Apr 052016
 

Eyes Front North-From Shape To Name

 

This Friday, April 8, the Italian label Argonauta Records will release From Shape To Name, the debut album by the Parisian band Eyes Front North, and beginning today we give you the chance to stream the album in its entirety.

Listening to From Shape To Name can be a disorienting experience. Not only do the band incorporate a surprisingly diverse mix of musical styles into their songs, they juxtapose them in sharp, unexpected twists and turns. It’s an almost non-stop roller-coaster ride keeps you off-balance — but wide-eyed in wonder, waiting to see what’s coming next.

The ever-present question about music like this is whether the eclecticism works — whether the integration seems organic, even if surprising — or instead becomes a jarring jumble. Eyes Front North definitely make it work.

 

Eyes Front North band

 

All but two of the album’s seven songs are long ones — in the six-to-nine-minute range. They provide broad palettes for the band to paint their kaleidoscopic soundscapes. And the ingredients are almost too numerous to list. On the heavy, extreme end of the range, they include truly massive, bridge-collapsing riffs and earth-shaking bass lines, with riveting drum progressions that include snare hits which go off like gunshots. You also get jagged, violent, distorted waves of guitar sound that can become ugly and unnerving, as well as threshing blackened chords and bone-cracking drum explosions.
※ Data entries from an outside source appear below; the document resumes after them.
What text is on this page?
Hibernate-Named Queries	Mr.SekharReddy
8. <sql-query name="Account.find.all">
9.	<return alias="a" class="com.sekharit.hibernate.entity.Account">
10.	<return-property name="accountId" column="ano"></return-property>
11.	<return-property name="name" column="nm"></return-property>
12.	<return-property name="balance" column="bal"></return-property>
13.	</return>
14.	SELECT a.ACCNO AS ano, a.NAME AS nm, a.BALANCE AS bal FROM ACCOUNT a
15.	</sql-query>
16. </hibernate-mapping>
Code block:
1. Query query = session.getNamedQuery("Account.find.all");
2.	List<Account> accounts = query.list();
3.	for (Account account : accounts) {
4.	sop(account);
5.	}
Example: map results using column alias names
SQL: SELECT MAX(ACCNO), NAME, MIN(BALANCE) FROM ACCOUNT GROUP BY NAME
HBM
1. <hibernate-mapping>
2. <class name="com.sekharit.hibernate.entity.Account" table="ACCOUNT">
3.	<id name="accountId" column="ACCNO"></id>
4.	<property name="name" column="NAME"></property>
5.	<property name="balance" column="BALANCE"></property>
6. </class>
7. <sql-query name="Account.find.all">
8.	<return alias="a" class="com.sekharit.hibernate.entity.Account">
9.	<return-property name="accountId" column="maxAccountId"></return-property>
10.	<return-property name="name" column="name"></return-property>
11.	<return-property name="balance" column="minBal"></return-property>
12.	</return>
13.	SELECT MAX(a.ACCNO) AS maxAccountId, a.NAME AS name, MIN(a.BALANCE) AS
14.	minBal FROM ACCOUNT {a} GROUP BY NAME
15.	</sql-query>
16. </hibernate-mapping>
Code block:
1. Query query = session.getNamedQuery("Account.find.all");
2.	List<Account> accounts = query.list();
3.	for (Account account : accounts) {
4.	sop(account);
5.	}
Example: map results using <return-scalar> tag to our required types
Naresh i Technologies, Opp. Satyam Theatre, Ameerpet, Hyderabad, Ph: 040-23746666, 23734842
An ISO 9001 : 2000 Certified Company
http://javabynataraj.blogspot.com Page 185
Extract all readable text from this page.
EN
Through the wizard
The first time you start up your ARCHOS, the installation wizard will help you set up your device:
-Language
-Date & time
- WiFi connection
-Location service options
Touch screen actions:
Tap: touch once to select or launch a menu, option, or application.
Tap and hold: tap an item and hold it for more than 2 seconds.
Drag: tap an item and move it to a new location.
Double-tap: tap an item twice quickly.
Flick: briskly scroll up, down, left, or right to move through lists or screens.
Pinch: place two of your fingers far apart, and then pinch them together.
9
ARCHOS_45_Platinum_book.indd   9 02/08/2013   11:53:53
But on the other hand, with no warning the band will segue into smooth, silky instrumentals with almost funky bass lines and clean, reverberating guitar arpeggios. The music becomes slow, meditative, and wistful. It glides like passing clouds in a blue sky. And it can also rock with compelling drum and bass rhythms that get your head nodding immediately.

The vocals are equally varied — and like the instrumental music, sometimes they change on a dime. In the space of seconds, they can move from clean crooning to harsh growls to eviscerating shrieks to wrenching yells.

In genre terms, you could think of a mix of sludge, doom, post-rock, and a bit of blackening. And the result of this often surprising concoction of ingredients is music that’s very engrossing and emotionally powerful. It ranges from the catastrophic to the sublime. But there is also a unifying aura of darkness about these compositions — from an almost dreamlike sense of melancholy to a sensation of being present at an emotional collapse, surrounded by the wreckage of a decimated life.

I hope you enjoy the album as much as I have. It’s a trip well worth taking.

 

From Shape To Name was mixed and mastered by the masterful Jack Shirley at the Atomic Garden in San Francisco. It will be released by Argonauta Records on April 8 on CD and as a digital download. Pre-order on CD here.

http://www.argonautarecords.com
https://www.facebook.com/efnmusic/

 

  4 Responses to “AN NCS ALBUM PREMIERE: EYES FRONT NORTH — “FROM SHAPE TO NAME””

  1. Very interesting! Reminds me of some of the music I listened to in the late-80’s on SST and Blast First labels. ‘Axis’ reminds me of Killdozer and Tad. Further listening is definitely warranted!

  2. Good stuff! I’m always somewhat wary of descriptions of “disorienting” and “diverse mix of styles” – it seems so many times bands just throw a whole lot of influences together and hope it sounds good, but can often sound like a dog’s breakfast of influences that just sit mashed next to each other rather than infuse into each other in a coherent way. But this sounds to me like it’s hitting the nail on the head 🙂

    • I have the same nervousness when I read about music that combines disparate styles, and when the combinations work, as I think they do here, it’s sometimes difficult to explain how and why they work. But it sure makes for some very interesting listening — and in the case of this band, their heavier moments are so damned HEAVY and intense that it kept me rooted in place while they went off in other directions.

  3. Is it just me or is there some sort of unwritten rule that if you play proggy sludge doom your band name must include the word North? Solid stuff though.